The dream feels different that night.

It doesn't begin with rain.

It doesn't begin with blood.

It begins with sunlight.

Anvi is standing near the balcony of their bedroom, her back to him, white curtains moving softly around her. She is wearing the pale blue saree she wore on their engagement.

The one he once told her didn't suit her.

The one she wore anyway.

"Anvi," he says.

His voice does not echo this time.

She turns slowly.

She smiles.

Not the distant smile from memories.

Not the fading one from hospital corridors.

A real one.

Alive.

"You're late," she says.

His heart stops.

Because she has never spoken in his dreams before.

Never this clearly.

Never this present.

He takes a step toward her.

And she steps back.

"Find me," she whispers.

The curtains lift violently with wind.

The room darkens.

And she is gone.

Amay wakes up with a sharp breath.

3:17 AM.

The same time he wakes almost every night.

But this time his heart is racing.

Not with grief.

With something else.

The word echoes in his head.

Find me.

He sits upright.

For the first time in six months, his pulse does not feel heavy.

It feels urgent.

His mind begins replaying the night of the accident.

Her fear.

Her eyes.

The way she kept looking in the rearview mirror.

The way her fingers trembled when she unlocked her car.

She was running from something.

Or someone.

And he never got the chance to ask.

His jaw tightens.

A thought - small but powerful - forms.

What if her death wasn't just rain?

What if there was something he missed?

Hope does not arrive like warmth.

It arrives like suspicion.

And suspicion is something Amay understands very well.

He swings his legs off the bed.

For the first time in months -

He does not lie back down.

He does not close his eyes to chase another dream.

He stands.

Walks to the mirror.

Studies the hollow man staring back.

"Find you," he repeats quietly.

If there is even one unanswered question...

If there is even one hidden truth...

Then death will have to wait.

Because Amay Mathur does not leave unfinished business behind.

Not in this world.

Or the next.

As soon as, the golden rays hit the horizon, he opens the curtains of window and let the warmth touch he body.

He doesn't think twice.

He picks up his phone.

His voice is rough from disuse.

"Kareem."

There is silence on the other end. Then a startled, "Sir?"

"Take the car out.
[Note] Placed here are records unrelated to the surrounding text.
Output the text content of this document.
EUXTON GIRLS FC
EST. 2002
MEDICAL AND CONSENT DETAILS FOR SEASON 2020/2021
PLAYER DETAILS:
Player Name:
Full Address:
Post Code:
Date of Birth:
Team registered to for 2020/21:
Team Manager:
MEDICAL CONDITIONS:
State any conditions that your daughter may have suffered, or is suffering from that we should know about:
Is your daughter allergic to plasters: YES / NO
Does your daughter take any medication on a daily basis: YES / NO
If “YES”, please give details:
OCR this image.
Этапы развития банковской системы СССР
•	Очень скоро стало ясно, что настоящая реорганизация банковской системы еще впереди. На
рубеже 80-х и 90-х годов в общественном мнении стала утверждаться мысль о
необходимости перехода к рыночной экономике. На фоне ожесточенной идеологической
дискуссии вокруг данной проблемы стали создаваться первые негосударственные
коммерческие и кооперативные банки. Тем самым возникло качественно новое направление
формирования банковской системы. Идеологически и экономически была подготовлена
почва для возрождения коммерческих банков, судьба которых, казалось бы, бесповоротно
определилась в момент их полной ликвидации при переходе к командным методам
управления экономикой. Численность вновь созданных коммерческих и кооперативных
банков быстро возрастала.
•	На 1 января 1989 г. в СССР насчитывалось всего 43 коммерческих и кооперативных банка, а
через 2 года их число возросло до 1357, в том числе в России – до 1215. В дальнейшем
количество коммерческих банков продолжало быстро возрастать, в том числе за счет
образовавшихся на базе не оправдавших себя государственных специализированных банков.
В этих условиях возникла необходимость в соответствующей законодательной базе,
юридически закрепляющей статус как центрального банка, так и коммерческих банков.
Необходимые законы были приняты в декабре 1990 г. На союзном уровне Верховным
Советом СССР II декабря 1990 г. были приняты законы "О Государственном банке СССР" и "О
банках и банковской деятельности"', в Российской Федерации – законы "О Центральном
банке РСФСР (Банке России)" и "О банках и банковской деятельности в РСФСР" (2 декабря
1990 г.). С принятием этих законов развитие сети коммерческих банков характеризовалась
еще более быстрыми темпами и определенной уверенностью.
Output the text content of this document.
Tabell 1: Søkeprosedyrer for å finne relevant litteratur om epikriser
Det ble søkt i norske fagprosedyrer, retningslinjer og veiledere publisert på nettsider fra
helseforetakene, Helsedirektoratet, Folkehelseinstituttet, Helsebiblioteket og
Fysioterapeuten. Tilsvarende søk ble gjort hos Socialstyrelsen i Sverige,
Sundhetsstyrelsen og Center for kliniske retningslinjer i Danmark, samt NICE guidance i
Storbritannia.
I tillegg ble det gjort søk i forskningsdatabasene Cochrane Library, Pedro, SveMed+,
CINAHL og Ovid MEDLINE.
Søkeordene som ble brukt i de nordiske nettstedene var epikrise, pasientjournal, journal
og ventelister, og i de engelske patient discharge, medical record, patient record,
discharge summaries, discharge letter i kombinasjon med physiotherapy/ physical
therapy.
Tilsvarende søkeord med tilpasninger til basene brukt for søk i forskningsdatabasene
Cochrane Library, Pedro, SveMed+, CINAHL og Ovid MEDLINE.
We're going to the Kuldevi temple."

Kareem almost drops the phone.

For six months, he has been trying to get this man out of the house.

And now-

Hope.

It flickers in his chest so suddenly it almost hurts.

Kashi Maa watches from the doorway as Amay walks past her.

Showered.

Shaved.

Not fully alive.

But not entirely absent either.

Her eyes fill quietly.

She doesn't say anything.

She folds her hands in silent gratitude.

The drive is quiet.

The city thins.

Roads widen.

The air grows colder as they approach the temple near Nandi Hills.

The sky is painted in fading orange and bruised grey.

Clouds hang low.

The wind carries that faint scent of wet soil and incense.

Amay steps out.

The temple bells echo softly in the morning air.

He walks inside.

Bows down before the deity.

Closes his eyes.

But he doesn't ask for her back.

He doesn't bargain.

He doesn't plead.

He simply stands there.

Still.

As if acknowledging something larger than his grief.

When he steps out, his eyes fall on the small pond beside the temple.

He walks toward it without thinking.

There is a stone bench near the water.

He sits.

The pond is full of lotus flowers.

Pink and white.

Calm.

Unbothered.

The reflection of the rising sun trembles in the water.

In the distance, Nandi Hills rise quietly against the dimming sky.

For a moment, the world feels untouched by tragedy.

And memory comes.

Uninvited.

"You know," he had teased her once, "there's a rule about this temple."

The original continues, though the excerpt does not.